Holtec International’s SMR, LLC has successfully completed Phase 1 of the Canadian Nuclear Safety Commission (CNSC) “Pre-Licensing Review of a Vendor’s Reactor Design” for its small modular reactor design, the SMR-160. A Vendor Design Review (VDR) is an assessment service CNSC provides to nuclear power plant designers. The benefits of this direct engagement are early feedback on the SMR-160 design as it addresses CNSC regulatory requirements and early identification and resolution of potential regulatory or technical issues on the design process. The CNSC staff concluded that “overall, SMR, LLC understands and has correctly interpreted the high-level intent of CNSC’s regulatory requirements for the design of nuclear power plants in Canada pertaining to the scope of the Phase 1 VDR.”

 

Holtec SMR-160, 160 MW Electric Nuclear Power Plant

 

“This milestone reinforces our expectation that the SMR-160 will meet Canada’s regulatory requirements while also providing valuable feedback that will allow us to further improve the design throughout the ongoing regulatory process,” said Dr. Kris Singh, President and Chief Executive Officer of Holtec International.

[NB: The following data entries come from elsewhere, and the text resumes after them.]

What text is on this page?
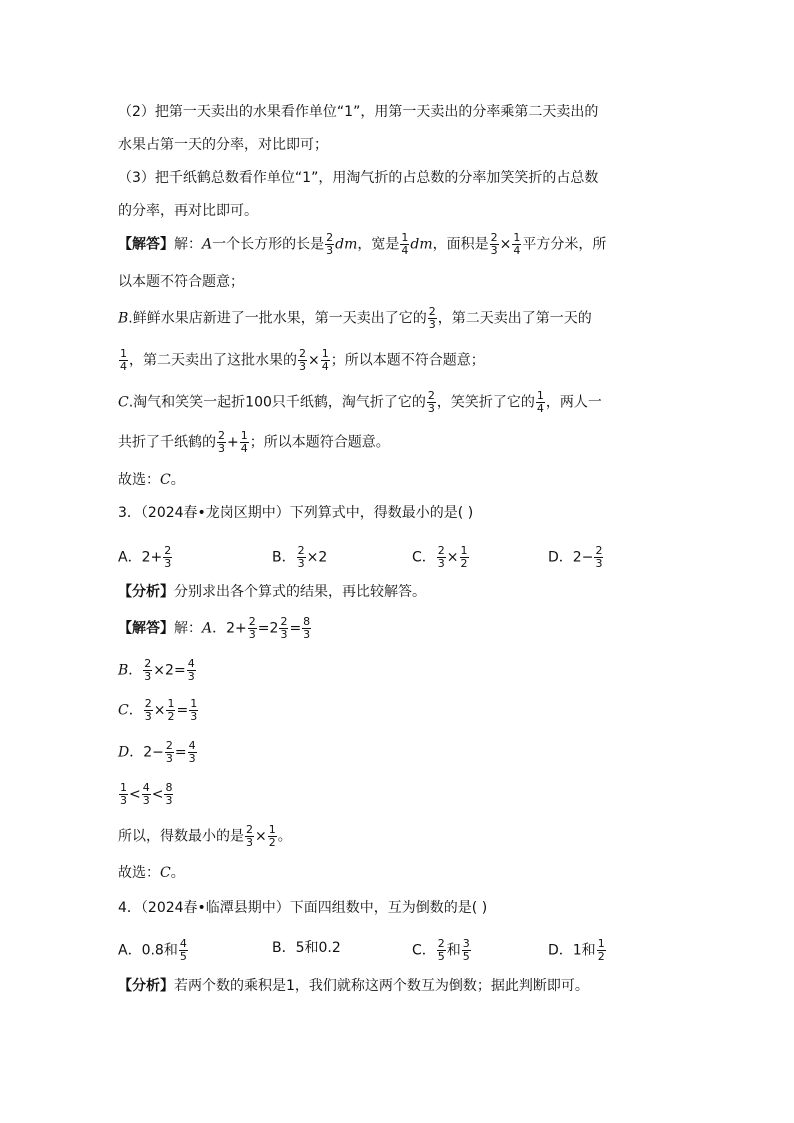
（2）把第一天卖出的水果看作单位“1”，用第一天卖出的分率乘第二天卖出的
水果占第一天的分率，对比即可；
（3）把千纸鹤总数看作单位“1”，用淘气折的占总数的分率加笑笑折的占总数
的分率，再对比即可。
【解答】解：A一个长方形的长是 $\frac{2}{3}$ dm，宽是 $\frac{1}{4}$ dm，面积是 $\frac{2}{3} \times \frac{1}{4}$ 平方分米，所
以本题不符合题意；
B.鲜鲜水果店新进了一批水果，第一天卖出了它的 $\frac{2}{3}$ ，第二天卖出了第一天的
$\frac{1}{4}$ ，第二天卖出了这批水果的 $\frac{2}{3} \times \frac{1}{4}$ ；所以本题不符合题意；
C.淘气和笑笑一起折100只千纸鹤，淘气折了它的 $\frac{2}{3}$ ，笑笑折了它的 $\frac{1}{4}$ ，两人一
共折了千纸鹤的 $\frac{2}{3} + \frac{1}{4}$ ；所以本题符合题意。
故选：C。
3．（2024春•龙岗区期中）下列算式中，得数最小的是( )
A．$2+ \frac{2}{3}$	B． $\frac{2}{3} \times 2$	C． $\frac{2}{3} \times \frac{1}{2}$	D．$2- \frac{2}{3}$
【分析】分别求出各个算式的结果，再比较解答。
【解答】解：A．$2+ \frac{2}{3} =2 \frac{2}{3} = \frac{8}{3}$
B． $\frac{2}{3} \times 2= \frac{4}{3}$
C． $\frac{2}{3} \times \frac{1}{2} = \frac{1}{3}$
D．$2- \frac{2}{3} = \frac{4}{3}$
$\frac{1}{3} < \frac{4}{3} < \frac{8}{3}$
所以，得数最小的是 $\frac{2}{3} \times \frac{1}{2}$ 。
故选：C。
4．（2024春•临潭县期中）下面四组数中，互为倒数的是( )
A．0.8和 $\frac{4}{5}$	B．5和0.2	C． $\frac{2}{5}$ 和 $\frac{3}{5}$	D．1和 $\frac{1}{2}$
【分析】若两个数的乘积是1，我们就称这两个数互为倒数；据此判断即可。
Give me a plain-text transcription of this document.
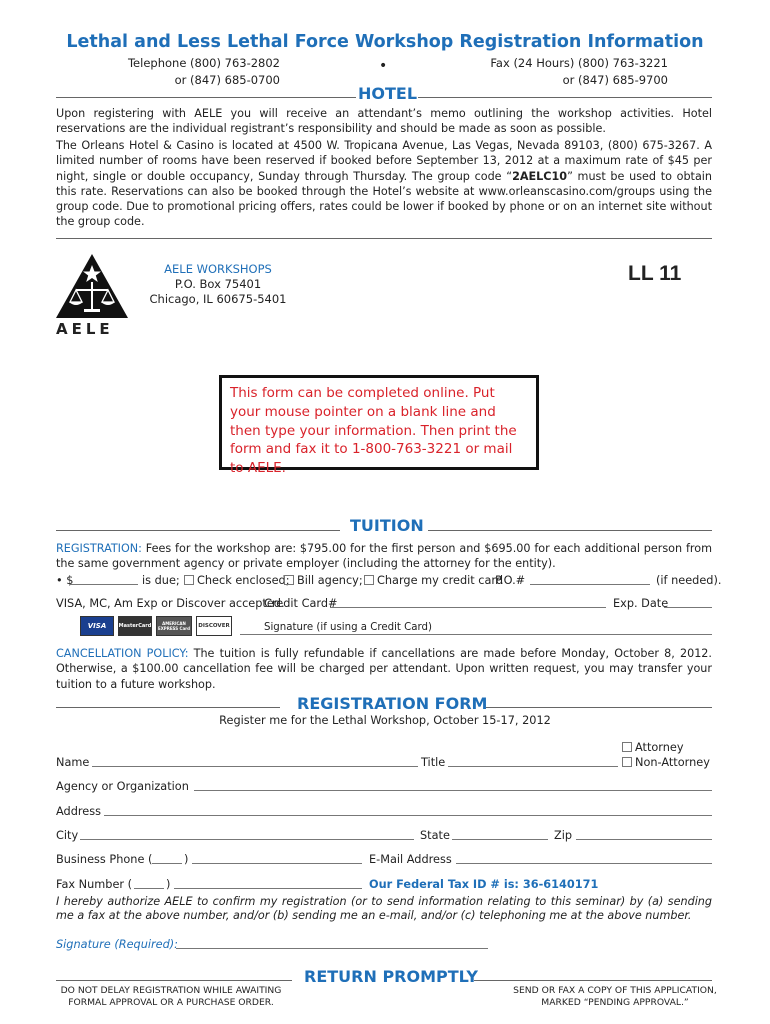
Lethal and Less Lethal Force Workshop Registration Information
Telephone (800) 763-2802
or (847) 685-0700
Fax (24 Hours) (800) 763-3221
or (847) 685-9700
•
HOTEL
Upon registering with AELE you will receive an attendant’s memo outlining the workshop activities. Hotel reservations are the individual registrant’s responsibility and should be made as soon as possible.
The Orleans Hotel & Casino is located at 4500 W. Tropicana Avenue, Las Vegas, Nevada 89103, (800) 675-3267. A limited number of rooms have been reserved if booked before September 13, 2012 at a maximum rate of $45 per night, single or double occupancy, Sunday through Thursday. The group code “2AELC10” must be used to obtain this rate. Reservations can also be booked through the Hotel’s website at www.orleanscasino.com/groups using the group code. Due to promotional pricing offers, rates could be lower if booked by phone or on an internet site without the group code.
AELE
AELE WORKSHOPS
P.O. Box 75401
Chicago, IL 60675-5401
LL 11
This form can be completed online. Put your mouse pointer on a blank line and then type your information. Then print the form and fax it to 1-800-763-3221 or mail to AELE.
TUITION
REGISTRATION: Fees for the workshop are: $795.00 for the first person and $695.00 for each additional person from the same government agency or private employer (including the attorney for the entity).
• $	is due;	Check enclosed; Bill agency;	Charge my credit card
P.O.#	(if needed).
VISA, MC, Am Exp or Discover accepted.
Credit Card#	Exp. Date
VISA	MasterCard	AMERICAN EXPRESS Card	DISCOVER	Signature (if using a Credit Card)
CANCELLATION POLICY: The tuition is fully refundable if cancellations are made before Monday, October 8, 2012. Otherwise, a $100.00 cancellation fee will be charged per attendant. Upon written request, you may transfer your tuition to a future workshop.
REGISTRATION FORM
Register me for the Lethal Workshop, October 15-17, 2012
Attorney
Non-Attorney
Name	Title
Agency or Organization
Address
City	State	Zip
Business Phone (	)	E-Mail Address
Fax Number (	)	Our Federal Tax ID # is: 36-6140171
I hereby authorize AELE to confirm my registration (or to send information relating to this seminar) by (a) sending me a fax at the above number, and/or (b) sending me an e-mail, and/or (c) telephoning me at the above number.
Signature (Required):
RETURN PROMPTLY
DO NOT DELAY REGISTRATION WHILE AWAITING
FORMAL APPROVAL OR A PURCHASE ORDER.
SEND OR FAX A COPY OF THIS APPLICATION,
MARKED “PENDING APPROVAL.”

SMR, LLC started Phase 1 of the VDR in mid-2018, addressing the associated 19 focus areas and submitting hundreds of documents over the course of 18 months to support the review. Successfully concluding Phase 1 demonstrates the significant progression of the design and associated engineering processes. As expected, the CNSC identified some areas that require follow-up in Phase 2 of the VDR as the review moves further into the details of the design.

Based on feedback received from the Phase 1 VDR, SMR, LLC plans to pursue a Phase 2 VDR in the near future, to continue this process for its walk-away safe reactor in order to gain assurance of a path to licensing certainty in Canada.

The SMR-160 is a light-water based pressurized small modular reactor, which generates 160 MWe (525 MWth) and relies on gravity as the workhorse to operate the reactor and the completely passive safety systems. The SMR-160 is a universal reactor because it can be operated in any terrain, be it parched lands with little water such as the Arabian peninsula and America’s southwest, or coastal lands saturated with corrosive salt air, or the frigid expanse of the north Asia steppes. Having eliminated the risk of any significant radioactivity release under any credible accident scenario and by virtue of its small footprint, an SMR-160 power plant can be readily sited within densely populated metropolitan and industrial locations. SMR-160’s universality is also reflected by its flexible operational characteristics, being readily adaptable to applications other than generating electricity such as using a fraction of its output steam for an industrial plant. Simplicity and ease of operation make it unnecessary for a country to deploy a platoon of nuclear engineers to run it. Much of the engineered equipment needed for SMR-160 will be manufactured at Holtec’s Advanced Manufacturing Division in Camden, NJ, enabling a significant level of cost certainty. Satellite manufacturing plants in other SMR-160 host countries are also planned.